CONSIDERATION BY THE TRIBUNAL
- [20]I note that Ooralea was decided under the previous legislation - the Queensland Building and Services Authority Act 1991. While the QBCC submits that the definitions of “building” and “building work” remain “substantively the same” under the current legislation, that is an issue which may require further consideration. Clearly, there have been legislative changes since Ooralea was determined, and whether the decision applies to the current case, and the extent to which it should be relied upon in the current context will require careful consideration.
- [21]Further careful consideration is required regarding the proper construction of s 19 of Schedule 1 of the Regulations. Read as a whole, it might be argued that the exclusion is designed to apply to commercial facilities rather than private structures. Monadelphous, referred to by the QBCC, concerned the construction of a multibillion dollar coal export terminal, and was an appeal against the primary judge’s decision to refuse an interlocutory injunction. The decision of the primary judge was upheld on appeal, and the Court of Appeal noted that the primary judge had found that it was “tolerably clear” that the legislature had intended to exclude major infrastructure projects from the operation of the Act. The applicant’s pontoon is not a major infrastructure project.
- [22]I note further that in GC Pontoon & Jetty Repairs Pty Ltd v Wegener [2024] QCATA 69, the appeal tribunal, in considering whether a boat ramp constructed on the applicant’s property was building work for the purposes of s 75(1)(a) of the QBCC Act, was satisfied that it constituted a fixed structure and was a “building”, and that the QBCC Act applied.
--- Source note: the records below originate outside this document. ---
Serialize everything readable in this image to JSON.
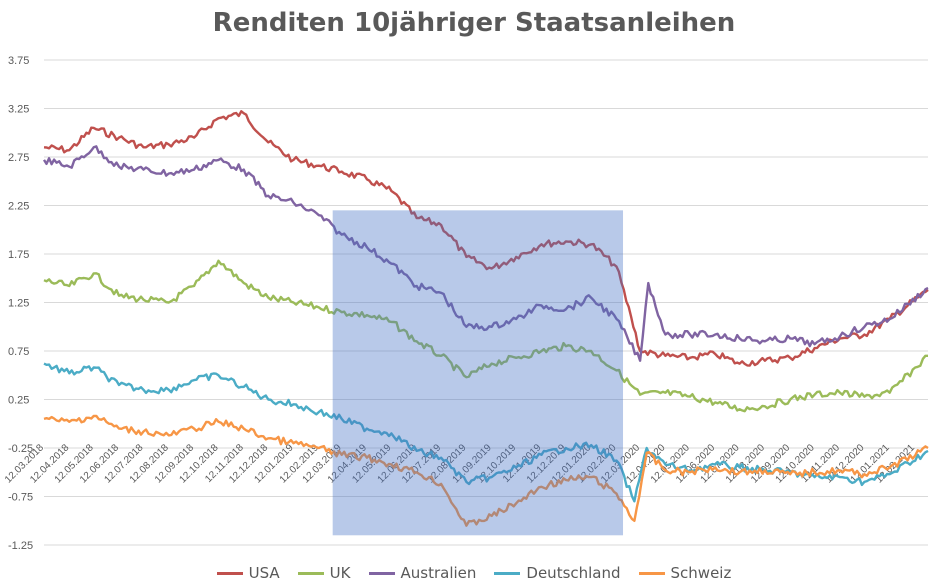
{
  "chart_data": {
    "type": "line",
    "title": "Renditen 10jähriger Staatsanleihen",
    "ylim": [
      -1.25,
      3.75
    ],
    "yticks": [
      3.75,
      3.25,
      2.75,
      2.25,
      1.75,
      1.25,
      0.75,
      0.25,
      -0.25,
      -0.75,
      -1.25
    ],
    "ytick_labels": [
      "3.75",
      "3.25",
      "2.75",
      "2.25",
      "1.75",
      "1.25",
      "0.75",
      "0.25",
      "-0.25",
      "-0.75",
      "-1.25"
    ],
    "x_start": "2018-03-12",
    "x_end": "2021-02-28",
    "xtick_labels": [
      "12.03.2018",
      "12.04.2018",
      "12.05.2018",
      "12.06.2018",
      "12.07.2018",
      "12.08.2018",
      "12.09.2018",
      "12.10.2018",
      "12.11.2018",
      "12.12.2018",
      "12.01.2019",
      "12.02.2019",
      "12.03.2019",
      "12.04.2019",
      "12.05.2019",
      "12.06.2019",
      "12.07.2019",
      "12.08.2019",
      "12.09.2019",
      "12.10.2019",
      "12.11.2019",
      "12.12.2019",
      "12.01.2020",
      "12.02.2020",
      "12.03.2020",
      "12.04.2020",
      "12.05.2020",
      "12.06.2020",
      "12.07.2020",
      "12.08.2020",
      "12.09.2020",
      "12.10.2020",
      "12.11.2020",
      "12.12.2020",
      "12.01.2021",
      "12.02.2021"
    ],
    "grid": "horizontal",
    "legend_position": "bottom",
    "highlight": {
      "x_from": "2019-03-01",
      "x_to": "2020-02-20",
      "y_from": -1.15,
      "y_to": 2.2,
      "color": "#4472C4"
    },
    "series": [
      {
        "name": "USA",
        "color": "#C0504D",
        "points": [
          [
            "2018-03-12",
            2.85
          ],
          [
            "2018-04-12",
            2.82
          ],
          [
            "2018-05-12",
            3.05
          ],
          [
            "2018-06-12",
            2.95
          ],
          [
            "2018-07-12",
            2.85
          ],
          [
            "2018-08-12",
            2.88
          ],
          [
            "2018-09-12",
            2.95
          ],
          [
            "2018-10-12",
            3.15
          ],
          [
            "2018-11-12",
            3.2
          ],
          [
            "2018-12-12",
            2.9
          ],
          [
            "2019-01-12",
            2.72
          ],
          [
            "2019-02-12",
            2.66
          ],
          [
            "2019-03-12",
            2.6
          ],
          [
            "2019-04-12",
            2.52
          ],
          [
            "2019-05-12",
            2.4
          ],
          [
            "2019-06-12",
            2.12
          ],
          [
            "2019-07-12",
            2.05
          ],
          [
            "2019-08-12",
            1.72
          ],
          [
            "2019-09-12",
            1.6
          ],
          [
            "2019-10-12",
            1.72
          ],
          [
            "2019-11-12",
            1.85
          ],
          [
            "2019-12-12",
            1.88
          ],
          [
            "2020-01-12",
            1.85
          ],
          [
            "2020-02-12",
            1.62
          ],
          [
            "2020-03-01",
            1.1
          ],
          [
            "2020-03-12",
            0.75
          ],
          [
            "2020-04-12",
            0.7
          ],
          [
            "2020-05-12",
            0.68
          ],
          [
            "2020-06-12",
            0.72
          ],
          [
            "2020-07-12",
            0.62
          ],
          [
            "2020-08-12",
            0.65
          ],
          [
            "2020-09-12",
            0.68
          ],
          [
            "2020-10-12",
            0.78
          ],
          [
            "2020-11-12",
            0.88
          ],
          [
            "2020-12-12",
            0.92
          ],
          [
            "2021-01-12",
            1.08
          ],
          [
            "2021-02-28",
            1.38
          ]
        ]
      },
      {
        "name": "UK",
        "color": "#9BBB59",
        "points": [
          [
            "2018-03-12",
            1.48
          ],
          [
            "2018-04-12",
            1.42
          ],
          [
            "2018-05-12",
            1.55
          ],
          [
            "2018-06-12",
            1.32
          ],
          [
            "2018-07-12",
            1.28
          ],
          [
            "2018-08-12",
            1.25
          ],
          [
            "2018-09-12",
            1.42
          ],
          [
            "2018-10-12",
            1.68
          ],
          [
            "2018-11-12",
            1.45
          ],
          [
            "2018-12-12",
            1.3
          ],
          [
            "2019-01-12",
            1.25
          ],
          [
            "2019-02-12",
            1.2
          ],
          [
            "2019-03-12",
            1.15
          ],
          [
            "2019-04-12",
            1.12
          ],
          [
            "2019-05-12",
            1.05
          ],
          [
            "2019-06-12",
            0.85
          ],
          [
            "2019-07-12",
            0.7
          ],
          [
            "2019-08-12",
            0.48
          ],
          [
            "2019-09-12",
            0.62
          ],
          [
            "2019-10-12",
            0.68
          ],
          [
            "2019-11-12",
            0.75
          ],
          [
            "2019-12-12",
            0.8
          ],
          [
            "2020-01-12",
            0.75
          ],
          [
            "2020-02-12",
            0.55
          ],
          [
            "2020-03-12",
            0.3
          ],
          [
            "2020-04-12",
            0.32
          ],
          [
            "2020-05-12",
            0.28
          ],
          [
            "2020-06-12",
            0.22
          ],
          [
            "2020-07-12",
            0.15
          ],
          [
            "2020-08-12",
            0.18
          ],
          [
            "2020-09-12",
            0.25
          ],
          [
            "2020-10-12",
            0.3
          ],
          [
            "2020-11-12",
            0.32
          ],
          [
            "2020-12-12",
            0.28
          ],
          [
            "2021-01-12",
            0.32
          ],
          [
            "2021-02-28",
            0.7
          ]
        ]
      },
      {
        "name": "Australien",
        "color": "#8064A2",
        "points": [
          [
            "2018-03-12",
            2.72
          ],
          [
            "2018-04-12",
            2.65
          ],
          [
            "2018-05-12",
            2.85
          ],
          [
            "2018-06-12",
            2.65
          ],
          [
            "2018-07-12",
            2.62
          ],
          [
            "2018-08-12",
            2.58
          ],
          [
            "2018-09-12",
            2.62
          ],
          [
            "2018-10-12",
            2.72
          ],
          [
            "2018-11-12",
            2.62
          ],
          [
            "2018-12-12",
            2.35
          ],
          [
            "2019-01-12",
            2.28
          ],
          [
            "2019-02-12",
            2.15
          ],
          [
            "2019-03-12",
            1.95
          ],
          [
            "2019-04-12",
            1.82
          ],
          [
            "2019-05-12",
            1.65
          ],
          [
            "2019-06-12",
            1.42
          ],
          [
            "2019-07-12",
            1.35
          ],
          [
            "2019-08-12",
            1.0
          ],
          [
            "2019-09-12",
            1.0
          ],
          [
            "2019-10-12",
            1.08
          ],
          [
            "2019-11-12",
            1.22
          ],
          [
            "2019-12-12",
            1.18
          ],
          [
            "2020-01-12",
            1.3
          ],
          [
            "2020-02-12",
            1.08
          ],
          [
            "2020-03-12",
            0.65
          ],
          [
            "2020-03-22",
            1.45
          ],
          [
            "2020-04-12",
            0.92
          ],
          [
            "2020-05-12",
            0.92
          ],
          [
            "2020-06-12",
            0.92
          ],
          [
            "2020-07-12",
            0.88
          ],
          [
            "2020-08-12",
            0.85
          ],
          [
            "2020-09-12",
            0.88
          ],
          [
            "2020-10-12",
            0.82
          ],
          [
            "2020-11-12",
            0.9
          ],
          [
            "2020-12-12",
            1.0
          ],
          [
            "2021-01-12",
            1.08
          ],
          [
            "2021-02-28",
            1.4
          ]
        ]
      },
      {
        "name": "Deutschland",
        "color": "#4BACC6",
        "points": [
          [
            "2018-03-12",
            0.62
          ],
          [
            "2018-04-12",
            0.52
          ],
          [
            "2018-05-12",
            0.58
          ],
          [
            "2018-06-12",
            0.4
          ],
          [
            "2018-07-12",
            0.35
          ],
          [
            "2018-08-12",
            0.35
          ],
          [
            "2018-09-12",
            0.45
          ],
          [
            "2018-10-12",
            0.5
          ],
          [
            "2018-11-12",
            0.38
          ],
          [
            "2018-12-12",
            0.25
          ],
          [
            "2019-01-12",
            0.2
          ],
          [
            "2019-02-12",
            0.12
          ],
          [
            "2019-03-12",
            0.05
          ],
          [
            "2019-04-12",
            -0.05
          ],
          [
            "2019-05-12",
            -0.1
          ],
          [
            "2019-06-12",
            -0.28
          ],
          [
            "2019-07-12",
            -0.35
          ],
          [
            "2019-08-12",
            -0.6
          ],
          [
            "2019-09-12",
            -0.55
          ],
          [
            "2019-10-12",
            -0.45
          ],
          [
            "2019-11-12",
            -0.32
          ],
          [
            "2019-12-12",
            -0.25
          ],
          [
            "2020-01-12",
            -0.22
          ],
          [
            "2020-02-12",
            -0.38
          ],
          [
            "2020-03-05",
            -0.8
          ],
          [
            "2020-03-20",
            -0.25
          ],
          [
            "2020-04-12",
            -0.42
          ],
          [
            "2020-05-12",
            -0.48
          ],
          [
            "2020-06-12",
            -0.42
          ],
          [
            "2020-07-12",
            -0.45
          ],
          [
            "2020-08-12",
            -0.48
          ],
          [
            "2020-09-12",
            -0.5
          ],
          [
            "2020-10-12",
            -0.55
          ],
          [
            "2020-11-12",
            -0.55
          ],
          [
            "2020-12-12",
            -0.6
          ],
          [
            "2021-01-12",
            -0.52
          ],
          [
            "2021-02-28",
            -0.28
          ]
        ]
      },
      {
        "name": "Schweiz",
        "color": "#F79646",
        "points": [
          [
            "2018-03-12",
            0.05
          ],
          [
            "2018-04-12",
            0.02
          ],
          [
            "2018-05-12",
            0.08
          ],
          [
            "2018-06-12",
            -0.05
          ],
          [
            "2018-07-12",
            -0.08
          ],
          [
            "2018-08-12",
            -0.12
          ],
          [
            "2018-09-12",
            -0.05
          ],
          [
            "2018-10-12",
            0.02
          ],
          [
            "2018-11-12",
            -0.05
          ],
          [
            "2018-12-12",
            -0.15
          ],
          [
            "2019-01-12",
            -0.2
          ],
          [
            "2019-02-12",
            -0.25
          ],
          [
            "2019-03-12",
            -0.32
          ],
          [
            "2019-04-12",
            -0.35
          ],
          [
            "2019-05-12",
            -0.42
          ],
          [
            "2019-06-12",
            -0.5
          ],
          [
            "2019-07-12",
            -0.62
          ],
          [
            "2019-08-12",
            -1.05
          ],
          [
            "2019-09-12",
            -0.95
          ],
          [
            "2019-10-12",
            -0.82
          ],
          [
            "2019-11-12",
            -0.65
          ],
          [
            "2019-12-12",
            -0.58
          ],
          [
            "2020-01-12",
            -0.55
          ],
          [
            "2020-02-12",
            -0.72
          ],
          [
            "2020-03-05",
            -1.0
          ],
          [
            "2020-03-20",
            -0.3
          ],
          [
            "2020-04-12",
            -0.48
          ],
          [
            "2020-05-12",
            -0.5
          ],
          [
            "2020-06-12",
            -0.45
          ],
          [
            "2020-07-12",
            -0.5
          ],
          [
            "2020-08-12",
            -0.48
          ],
          [
            "2020-09-12",
            -0.52
          ],
          [
            "2020-10-12",
            -0.5
          ],
          [
            "2020-11-12",
            -0.48
          ],
          [
            "2020-12-12",
            -0.52
          ],
          [
            "2021-01-12",
            -0.45
          ],
          [
            "2021-02-28",
            -0.25
          ]
        ]
      }
    ]
  }
}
The Appeal Tribunal noted that s 19 of Schedule 1 was not applicable in those particular circumstances, but considered s 76 of the Act.
- [23]The issue was touched upon briefly in the matter of Edwards v Cummins Constructions Pty Ltd [2023] QCAT 3 where the member considered that a pontoon was a maritime structure, but did not address whether the exception relating to “residential purposes” applied. The matter was ultimately decided on other grounds.
- [24]The applicant claims that the approved plans provided for the pontoon to be fixed to the land by way of concrete footings, and the respondent’s failure to comply with this requirement is the basis for his complaint. It is unclear whether the QBCC concedes that the plans provided for the pontoon to be fixed in that way. It is unclear whether the QBCC concedes that a pontoon fixed by way of concrete footings is a “fixed structure”. It is unclear whether, if so, the QBCC takes the view that the first respondent is able to escape the operation of the Act by failing to comply with approved plans. In this regard, I note reference by the QBCC to the Rectification of Work Policy which provides (relevantly) that … “a building contractor who carries out defective building work should be required to rectify that work…despite the building contractor failing to comply with the contracted plans and specifications for the work”.
- [25]These issues must be determined in a hearing with the parties present and able to make and respond to submissions as they arise. I make no finding as to the likely outcome of these proceedings. I am not satisfied, however, that the applicant’s case on the material presently before the tribunal is ‘so obviously untenable that it cannot possibly succeed’ or that ‘under no possibility can there be a good cause of action’.”
- [26]Determination of the issue of whether this is “building work” will be made at the hearing if the matter is not finalised before then. The proceedings will not be struck out. The application will be listed for a directions hearing.